At the Apple Event where the latest versions of the iPad Pro and iPad Air were launched, Apple also introduced its ultimate chipset in the M4 processor.

Now only being used in its upcoming pads, the chipset represents “industry-leading power efficiency” and the company says it turns the iPad into “an outrageously powerful device for artificial intelligence.”

According to Apple, the M4 chip has the company’s fastest Neural Engine ever, capable of 38 trillion operations per second, which is why Apple is saying that it is ideal to run generative AI. But with Apple not having any generative AI applications to speak of, the question is then: why does it matter?

It matters because Apple is actively looking into generative AI for its front-end users, and will likely sign a deal with one of the big Gen AI players in the near future to do so. The Cupertino tech giant is expected to partner up with Google, and in turn, use Google’s AI software as a basis for its own branded chatbot and other services.

Either that, or iPhone and iPad devices will just have Google Gemini available in a way similar to how Siri has worked in the past. But this still doesn’t explain why Apple is making such a big deal around AI and its latest chipset.

Gemini does not require a supremely capable AI-ready chip, such as NVIDIA’s Blackwell to run trillions of operations right on your machine. Firstly, it’s because your iPhone or iPad will melt, but secondly, Gemini runs these operations via cloud at Google datacentres around the world.

Even Johny Srouji, Apple’s senior vice president of Hardware Technologies, says that the M4 is “extremely well suited for the latest applications leveraging AI” due to “fundamental improvements to the CPU, GPU, Neural Engine, and memory system.”

Let’s dig deep into Apple’s announcement of the M4 chip, in which the company details the more powerful neural engine.

“This is Apple’s most powerful Neural Engine ever, capable of an astounding 38 trillion operations per second — a breathtaking 60x faster than the first Neural Engine in A11 Bionic,” it says.
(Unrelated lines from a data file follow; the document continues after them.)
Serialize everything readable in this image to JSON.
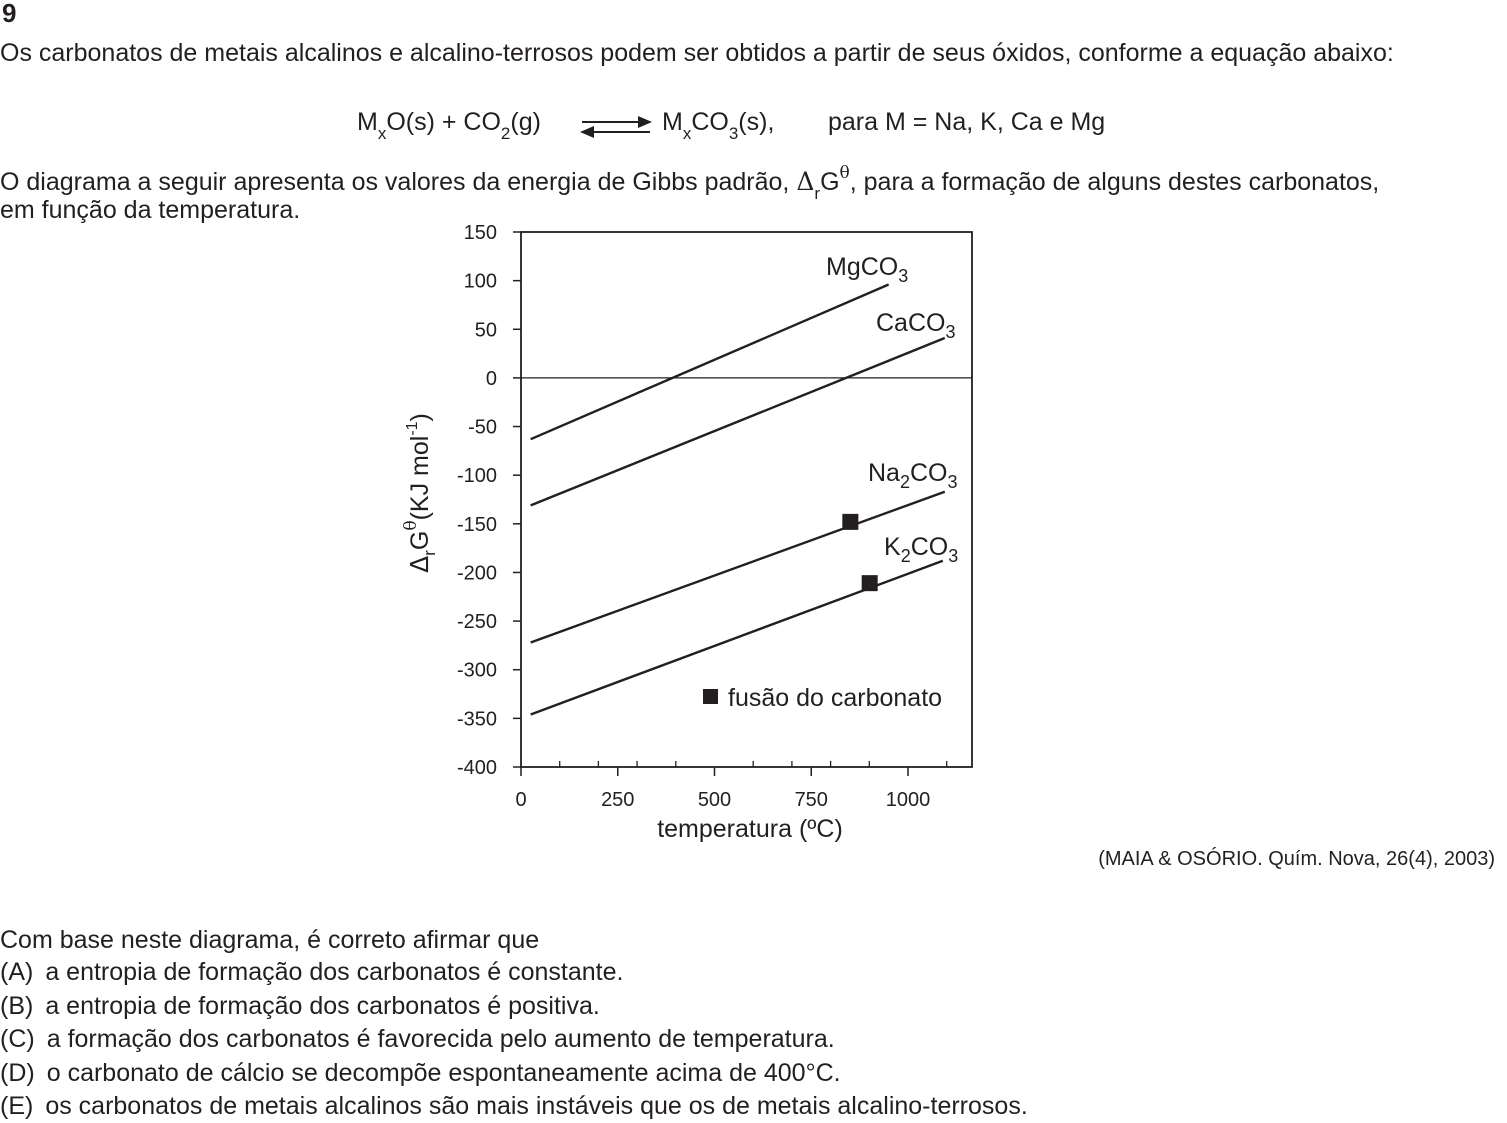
{
  "question": {
    "number": "9",
    "intro": "Os carbonatos de metais alcalinos e alcalino-terrosos podem ser obtidos a partir de seus óxidos, conforme a equação abaixo:",
    "equation": {
      "reactant_M": "M",
      "reactant_x": "x",
      "reactant_rest": "O(s) + CO",
      "co2_sub": "2",
      "co2_rest": "(g)",
      "product_M": "M",
      "product_x": "x",
      "product_rest": "CO",
      "product_sub": "3",
      "product_end": "(s),",
      "condition": "para M = Na, K, Ca e Mg"
    },
    "diagram_text_1": "O diagrama a seguir apresenta os valores da energia de Gibbs padrão, ",
    "delta": "Δ",
    "delta_sub": "r",
    "gibbs": "G",
    "gibbs_sup": "θ",
    "diagram_text_2": ", para a formação de alguns destes carbonatos,",
    "diagram_text_3": "em função da temperatura.",
    "source": "(MAIA & OSÓRIO. Quím. Nova, 26(4), 2003)",
    "stem": "Com base neste diagrama, é correto afirmar que",
    "options": [
      {
        "letter": "(A)",
        "text": "a entropia de formação dos carbonatos é constante."
      },
      {
        "letter": "(B)",
        "text": "a entropia de formação dos carbonatos é positiva."
      },
      {
        "letter": "(C)",
        "text": "a formação dos carbonatos é favorecida pelo aumento de temperatura."
      },
      {
        "letter": "(D)",
        "text": "o carbonato de cálcio se decompõe espontaneamente acima de 400°C."
      },
      {
        "letter": "(E)",
        "text": "os carbonatos de metais alcalinos são mais instáveis que os de metais alcalino-terrosos."
      }
    ]
  },
  "chart_data": {
    "type": "line",
    "xlabel": "temperatura (ºC)",
    "ylabel_parts": {
      "delta": "Δ",
      "sub": "r",
      "g": "G",
      "sup": "θ",
      "unit": "(KJ mol",
      "unit_sup": "-1",
      "unit_end": ")"
    },
    "xlim": [
      0,
      1200
    ],
    "ylim": [
      -400,
      150
    ],
    "x_ticks": [
      0,
      250,
      500,
      750,
      1000
    ],
    "x_minor_ticks": [
      100,
      200,
      300,
      400,
      600,
      700,
      800,
      900,
      1100
    ],
    "y_ticks": [
      150,
      100,
      50,
      0,
      -50,
      -100,
      -150,
      -200,
      -250,
      -300,
      -350,
      -400
    ],
    "zero_line": 0,
    "series": [
      {
        "name": "MgCO",
        "sub": "3",
        "prefix_sub": "",
        "x": [
          25,
          950
        ],
        "y": [
          -63,
          96
        ]
      },
      {
        "name": "CaCO",
        "sub": "3",
        "prefix_sub": "",
        "x": [
          25,
          1095
        ],
        "y": [
          -131,
          41
        ]
      },
      {
        "name": "Na",
        "prefix_sub": "2",
        "name2": "CO",
        "sub": "3",
        "x": [
          25,
          1095
        ],
        "y": [
          -272,
          -117
        ]
      },
      {
        "name": "K",
        "prefix_sub": "2",
        "name2": "CO",
        "sub": "3",
        "x": [
          25,
          1090
        ],
        "y": [
          -346,
          -188
        ]
      }
    ],
    "markers": [
      {
        "series": "Na2CO3",
        "x": 851,
        "y": -148
      },
      {
        "series": "K2CO3",
        "x": 901,
        "y": -211
      }
    ],
    "legend": {
      "label": "fusão do carbonato",
      "position": "bottom-right"
    }
  }
}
“Together with next-generation [machine learning] accelerators in the CPU, the high-performance GPU, and higher-bandwidth unified memory, the Neural Engine makes M4 an outrageously powerful chip for AI,” adding that the new iPad Pro, that uses the M4 chip “allows users to accomplish amazing AI tasks quickly and on device.”

Which tasks, you ask? “AI features in iPadOS like Live Captions for real-time audio captions, and Visual Look Up, which identifies objects in video and photos,” the announcement reads.

Live captioning is a basic natural language process, and Visual Look Up, like Google Lens, relies on a complex algorithm. It is not exactly generative AI. These are not the same kinds of “AI” that NVIDIA is talking about when it says that its new Blackwell processor can run 10 terabytes of operations per second.

This is understood as the older idea of AI, and not, or at least not fully, “generative AI” as we understand it today. A technology that is capable of producing human-like responses and manifesting new images based on huge databases of information a la OpenAI, Meta AI, or Google Gemini.

Samsung has this same issue. Slapping features like live translate and circle to search with the AI label for marketing purposes. The Apple M4 chip may be an upgrade in terms of processing power, but until Apple is running true generative AI processes on its devices, which may be soon, we may as well ignore all the AI-related superlatives it is adding.